When a life decision needs to be made, I often wonder what my father would have done, and realize that he was truly a wise man, but lived his life, and let others live theirs. He walked to the beat of his own drummer, in his own quiet way. Not really adventurous, he was more studious. He resided in Brooklyn, New York his entire life, except for two years in Bethesda, Maryland, when he worked at the National Institutes of Health. He died in the apartment where he raised us in Brooklyn, which was 0.9 miles from the four-family home where he grew up. When I was a child, every Sunday, we went to visit my paternal grandparents, who lived in one apartment, and my aunt and uncle lived downstairs, and another aunt and uncle lived across the hall from my grandparents, and a tenant lived in the other apartment. The four-family house was on a street in Brooklyn that was only one street long, Story Street.
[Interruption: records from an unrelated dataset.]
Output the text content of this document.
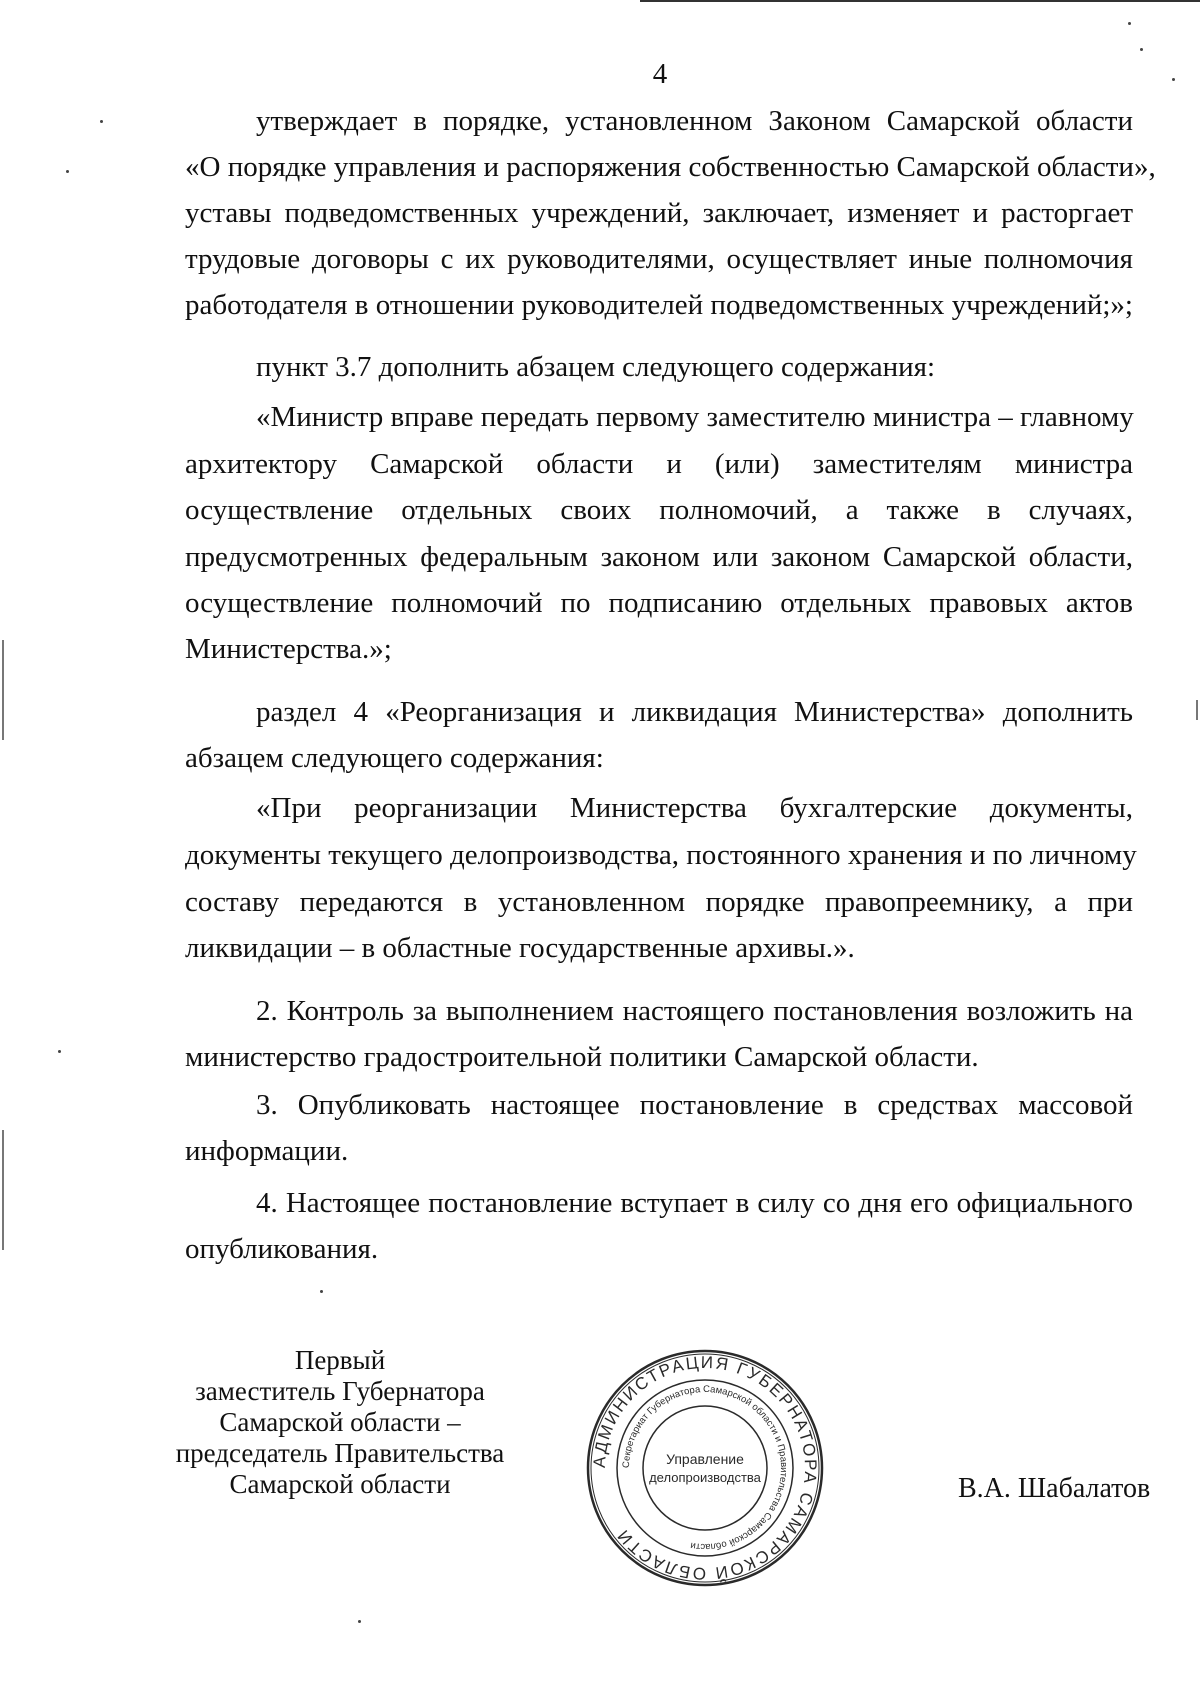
4
утверждает в порядке, установленном Законом Самарской области
«О порядке управления и распоряжения собственностью Самарской области»,
уставы подведомственных учреждений, заключает, изменяет и расторгает
трудовые договоры с их руководителями, осуществляет иные полномочия
работодателя в отношении руководителей подведомственных учреждений;»;
пункт 3.7 дополнить абзацем следующего содержания:
«Министр вправе передать первому заместителю министра – главному
архитектору Самарской области и (или) заместителям министра
осуществление отдельных своих полномочий, а также в случаях,
предусмотренных федеральным законом или законом Самарской области,
осуществление полномочий по подписанию отдельных правовых актов
Министерства.»;
раздел 4 «Реорганизация и ликвидация Министерства» дополнить
абзацем следующего содержания:
«При реорганизации Министерства бухгалтерские документы,
документы текущего делопроизводства, постоянного хранения и по личному
составу передаются в установленном порядке правопреемнику, а при
ликвидации – в областные государственные архивы.».
2. Контроль за выполнением настоящего постановления возложить на
министерство градостроительной политики Самарской области.
3. Опубликовать настоящее постановление в средствах массовой
информации.
4. Настоящее постановление вступает в силу со дня его официального
опубликования.
Первый
заместитель Губернатора
Самарской области –
председатель Правительства
Самарской области
АДМИНИСТРАЦИЯ ГУБЕРНАТОРА САМАРСКОЙ ОБЛАСТИ
Секретариат Губернатора Самарской области и Правительства Самарской области
Управление
делопроизводства	В.А. Шабалатов
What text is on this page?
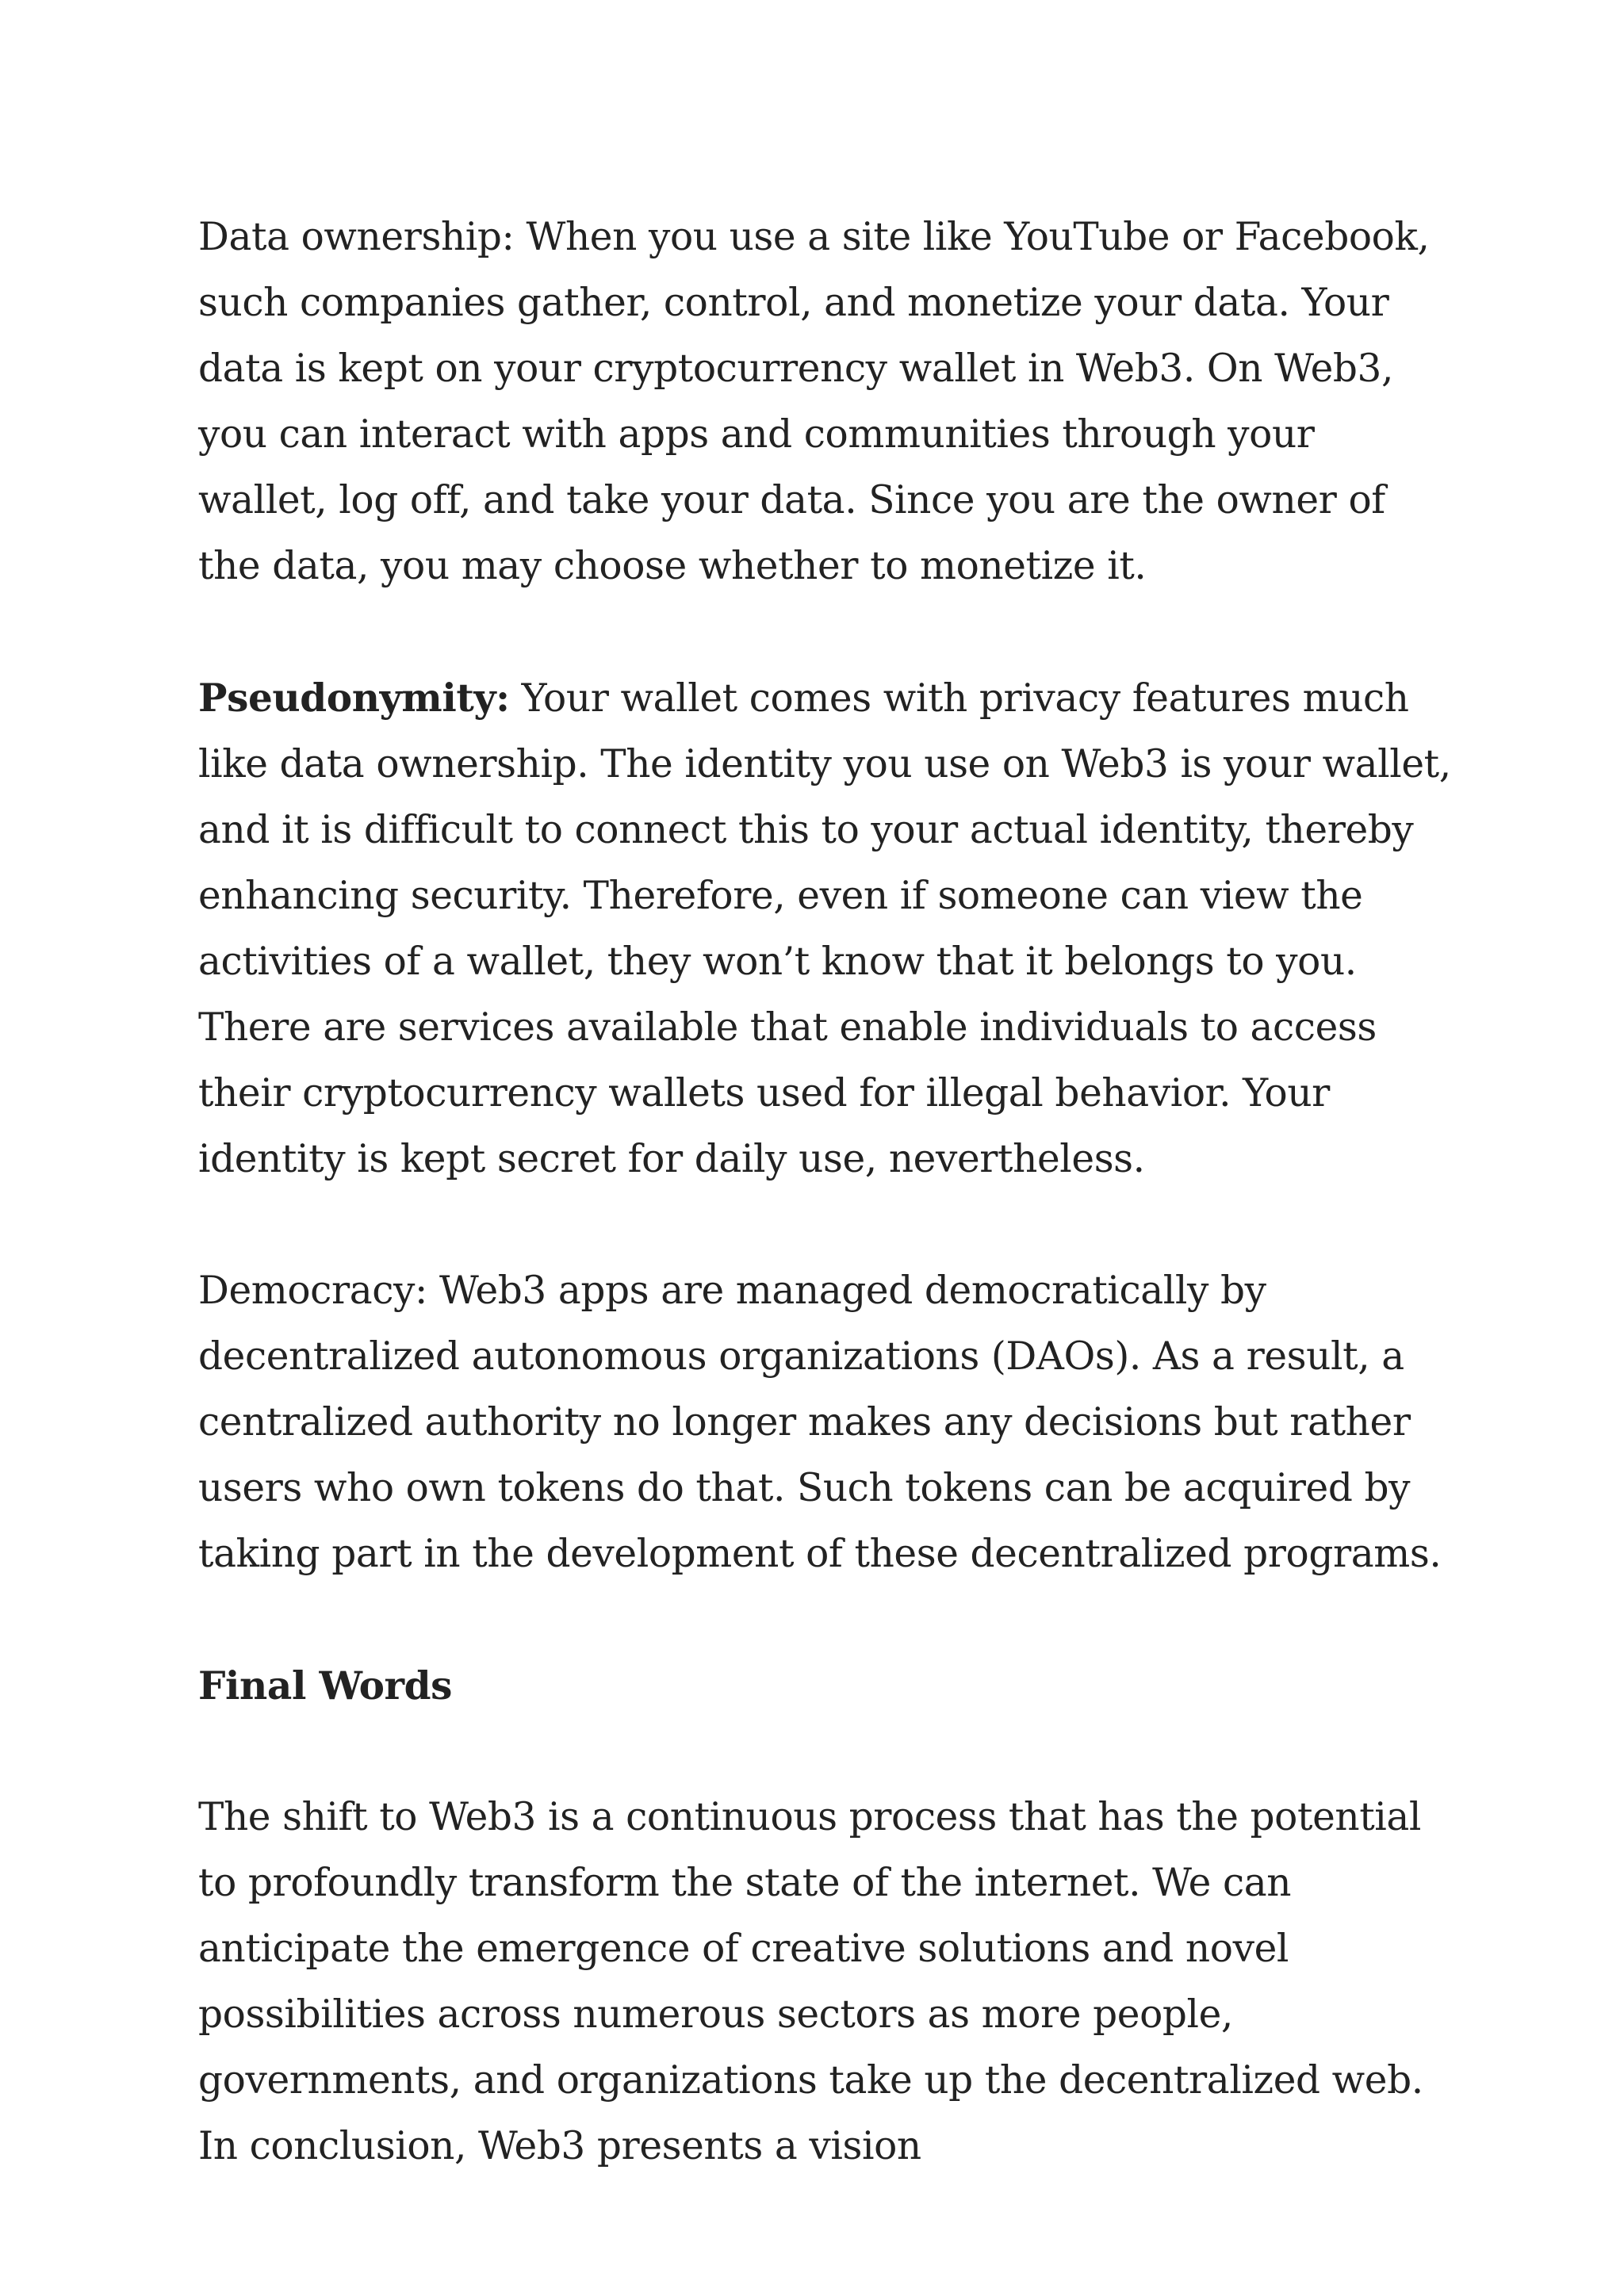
Data ownership: When you use a site like YouTube or Facebook, such companies gather, control, and monetize your data. Your data is kept on your cryptocurrency wallet in Web3. On Web3, you can interact with apps and communities through your wallet, log off, and take your data. Since you are the owner of the data, you may choose whether to monetize it.

Pseudonymity: Your wallet comes with privacy features much like data ownership. The identity you use on Web3 is your wallet, and it is difficult to connect this to your actual identity, thereby enhancing security. Therefore, even if someone can view the activities of a wallet, they won’t know that it belongs to you. There are services available that enable individuals to access their cryptocurrency wallets used for illegal behavior. Your identity is kept secret for daily use, nevertheless.

Democracy: Web3 apps are managed democratically by decentralized autonomous organizations (DAOs). As a result, a centralized authority no longer makes any decisions but rather users who own tokens do that. Such tokens can be acquired by taking part in the development of these decentralized programs.

Final Words

The shift to Web3 is a continuous process that has the potential to profoundly transform the state of the internet. We can anticipate the emergence of creative solutions and novel possibilities across numerous sectors as more people, governments, and organizations take up the decentralized web. In conclusion, Web3 presents a vision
Our visits were always referred to as, “We are going to Story Street.” My dad liked the familiar, and even married the daughter of the physician who delivered him, and was the doctor for his entire family, his whole childhood. (Yes, my maternal grandfather delivered my father, and my father’s sisters, nieces and nephews!). My father had his bar mitzvah in the same synagogue where my sister and I had our b’not mitzvah, where my husband and I were married, where he was later the president for over a decade, and where we had his funeral service.

Eight years after my father’s passing, I look back on the almost forty years I was privileged to have him physically in my life, and realize that, although I was only blessed to have him for a little less than four decades of my life, the lessons, values, and examples he taught and set will live on for many more years than I was able to have with him. It saddens me that my children do not necessarily remember his voice, but they know his sayings, his values, his jokes, his customs. They know about his lucky sweater, wear his ties, I wear his tallit, my sons have some of his kippot, we have his books, we pray from the siddurim he used. Yes, August 22 and the 22nd of Av may mark his Yahrzeit, but my father’s presence is remembered every day.